Subject: SCMP-Albright condemns Burma over opium

Thursday  March 4  1999
Drugs

Albright condemns Burma over opium

Welcoming committee: Hmong hill-tribe schoolboys in northern Thailand await
the arrival of US Secretary of State Madeleine Albright. Associated Press
photo
AGENCIES in Nong Hoi, Thailand
US Secretary of State Madeleine Albright used one of her first official
engagements in Thailand yesterday to admonish the junta in neighbouring
Burma for failing to stop drug cultivation.

Ms Albright stopped to talk to Hmong villagers on the outskirts of the
northern Thai provincial capital of Chiang Mai, one of the main smuggling
routes for illicit drugs from the Golden Triangle drug-growing region which
includes parts of Burma, Thailand and Laos.

She said the former drug-growing village, reformed with a crop substitution
programme sponsored by Thailand's royal family, was an example to Burma,
which Washington blames for profiting from the drugs trade.

Nong Hoi was "in marked contrast to Burma, where they are not doing the
kinds of things you are doing here, improving the living standard of hill
tribes and crop substitution", she told villagers.

"We must do all we can to provide alternatives to the dead end of drugs.
Here in Nong Hoi you are saying no to narcotics and yes to vegetables,
flowers, computers and books. Keep up the good work."

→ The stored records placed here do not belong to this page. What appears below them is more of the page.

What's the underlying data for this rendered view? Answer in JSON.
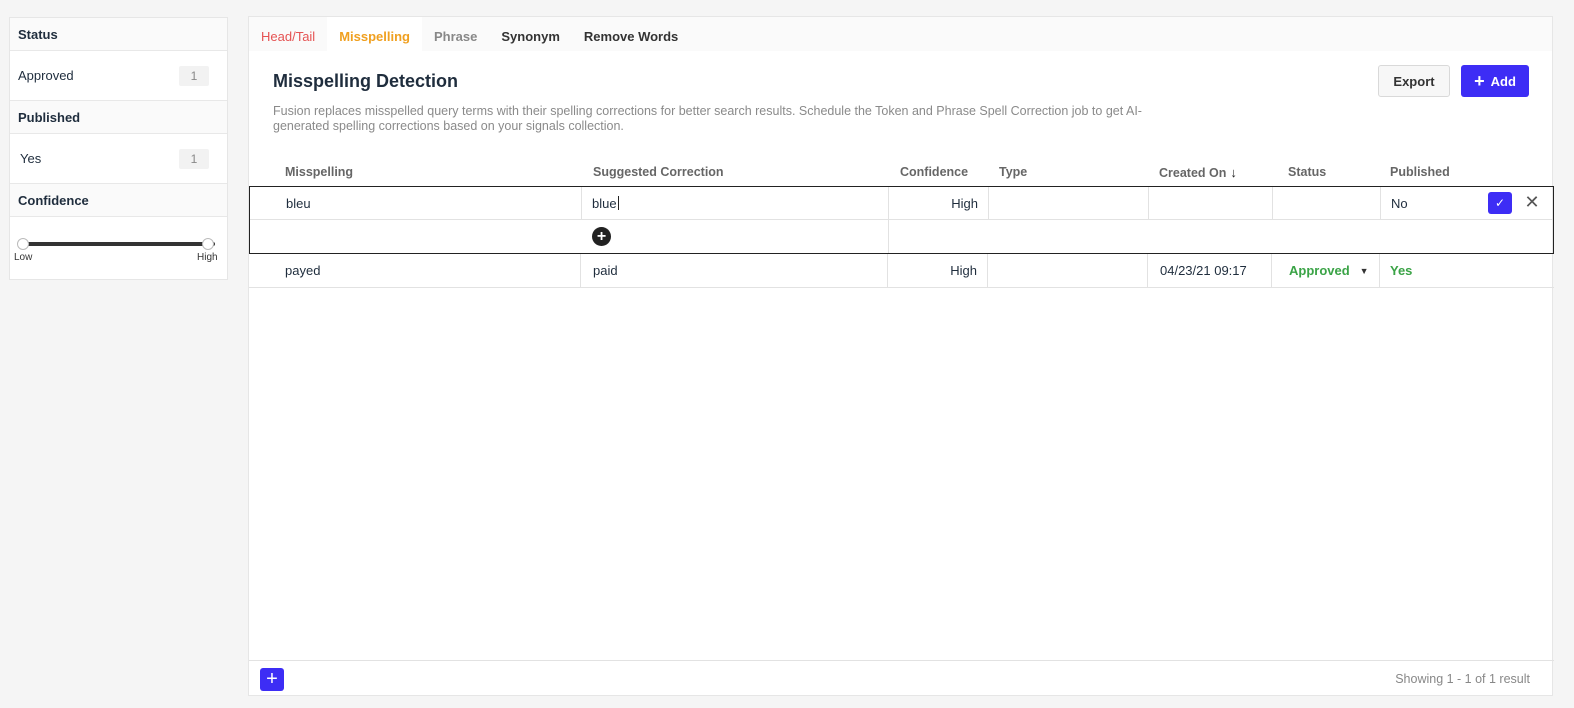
{
  "sidebar": {
    "status_header": "Status",
    "status_item_label": "Approved",
    "status_item_count": "1",
    "published_header": "Published",
    "published_item_label": "Yes",
    "published_item_count": "1",
    "confidence_header": "Confidence",
    "slider_low": "Low",
    "slider_high": "High"
  },
  "tabs": [
    "Head/Tail",
    "Misspelling",
    "Phrase",
    "Synonym",
    "Remove Words"
  ],
  "page": {
    "title": "Misspelling Detection",
    "description": "Fusion replaces misspelled query terms with their spelling corrections for better search results. Schedule the Token and Phrase Spell Correction job to get AI-generated spelling corrections based on your signals collection.",
    "export_label": "Export",
    "add_label": "Add"
  },
  "table": {
    "headers": {
      "misspelling": "Misspelling",
      "suggested": "Suggested Correction",
      "confidence": "Confidence",
      "type": "Type",
      "created": "Created On",
      "status": "Status",
      "published": "Published"
    },
    "edit_row": {
      "misspelling": "bleu",
      "suggested": "blue",
      "confidence": "High",
      "type": "",
      "created": "",
      "status": "",
      "published": "No"
    },
    "rows": [
      {
        "misspelling": "payed",
        "suggested": "paid",
        "confidence": "High",
        "type": "",
        "created": "04/23/21 09:17",
        "status": "Approved",
        "published": "Yes"
      }
    ]
  },
  "footer": {
    "info": "Showing 1 - 1 of 1 result"
  },
  "colors": {
    "accent": "#3d2df5",
    "active_tab": "#f0a020",
    "headtail_tab": "#e55353",
    "status_green": "#3aa346"
  }
}
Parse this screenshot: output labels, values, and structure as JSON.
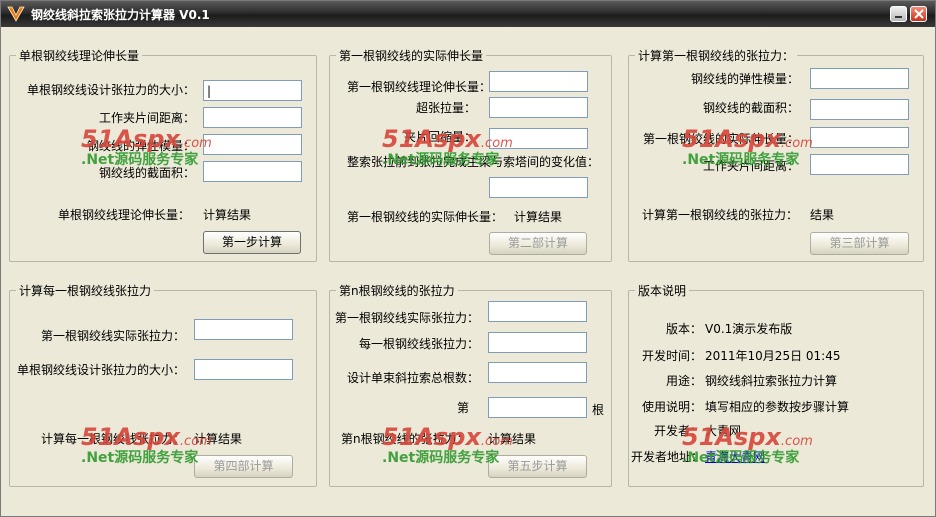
{
  "window": {
    "title": "钢绞线斜拉索张拉力计算器 V0.1"
  },
  "watermark": {
    "brand": "51Aspx",
    "domain": ".com",
    "slogan": ".Net源码服务专家"
  },
  "panel1": {
    "legend": "单根钢绞线理论伸长量",
    "labels": [
      "单根钢绞线设计张拉力的大小：",
      "工作夹片间距离：",
      "钢绞线的弹性模量：",
      "钢绞线的截面积："
    ],
    "input0_value": "|",
    "result_label": "单根钢绞线理论伸长量：",
    "result_value": "计算结果",
    "button": "第一步计算"
  },
  "panel2": {
    "legend": "第一根钢绞线的实际伸长量",
    "labels": [
      "第一根钢绞线理论伸长量：",
      "超张拉量：",
      "夹片回缩量：",
      "整索张拉前到张拉完成主梁与索塔间的变化值："
    ],
    "result_label": "第一根钢绞线的实际伸长量：",
    "result_value": "计算结果",
    "button": "第二部计算"
  },
  "panel3": {
    "legend": "计算第一根钢绞线的张拉力：",
    "labels": [
      "钢绞线的弹性模量：",
      "钢绞线的截面积：",
      "第一根钢绞线的实际伸长量：",
      "工作夹片间距离："
    ],
    "result_label": "计算第一根钢绞线的张拉力：",
    "result_value": "结果",
    "button": "第三部计算"
  },
  "panel4": {
    "legend": "计算每一根钢绞线张拉力",
    "labels": [
      "第一根钢绞线实际张拉力：",
      "单根钢绞线设计张拉力的大小："
    ],
    "result_label": "计算每一根钢绞线张拉力：",
    "result_value": "计算结果",
    "button": "第四部计算"
  },
  "panel5": {
    "legend": "第n根钢绞线的张拉力",
    "labels": [
      "第一根钢绞线实际张拉力：",
      "每一根钢绞线张拉力：",
      "设计单束斜拉索总根数：",
      "第"
    ],
    "unit": "根",
    "result_label": "第n根钢绞线的张拉力：",
    "result_value": "计算结果",
    "button": "第五步计算"
  },
  "panel6": {
    "legend": "版本说明",
    "rows": [
      {
        "label": "版本：",
        "value": "V0.1演示发布版"
      },
      {
        "label": "开发时间：",
        "value": "2011年10月25日 01:45"
      },
      {
        "label": "用途：",
        "value": "钢绞线斜拉索张拉力计算"
      },
      {
        "label": "使用说明：",
        "value": "填写相应的参数按步骤计算"
      },
      {
        "label": "开发者：",
        "value": "大青网"
      },
      {
        "label": "开发者地址：",
        "value": "青海大青网"
      }
    ]
  },
  "icons": {
    "app": "app-logo-icon",
    "minimize": "minimize-icon",
    "close": "close-icon"
  },
  "colors": {
    "titlebar": "#2c2c2c",
    "watermark_red": "#d9453a",
    "watermark_green": "#2e9a2e",
    "link": "#0000cc"
  }
}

Thai officials accompanying Ms Albright, who arrived in Thailand on Tuesday
evening from China, said crop substitution efforts had drastically reduced
opium production in northern Thailand.

In a recent report, the US State Department lauded Thailand as implementing
one of the most successful narcotic crop-control programmes in the world.

The Thai Government, however, reported an increase last year in opium poppy
cultivation in Tak Province, northwestern Thailand, which borders Burma.

Opium production in Burma last year fell from above 2,000 tonnes to about
1,700 tonnes, mostly because of bad weather, the US and United Nations said.

The international police body Interpol endorsed Burma's anti-drugs policy
last Thursday at the end of a conference in Rangoon which was boycotted by

the United States, Britain and other Western nations.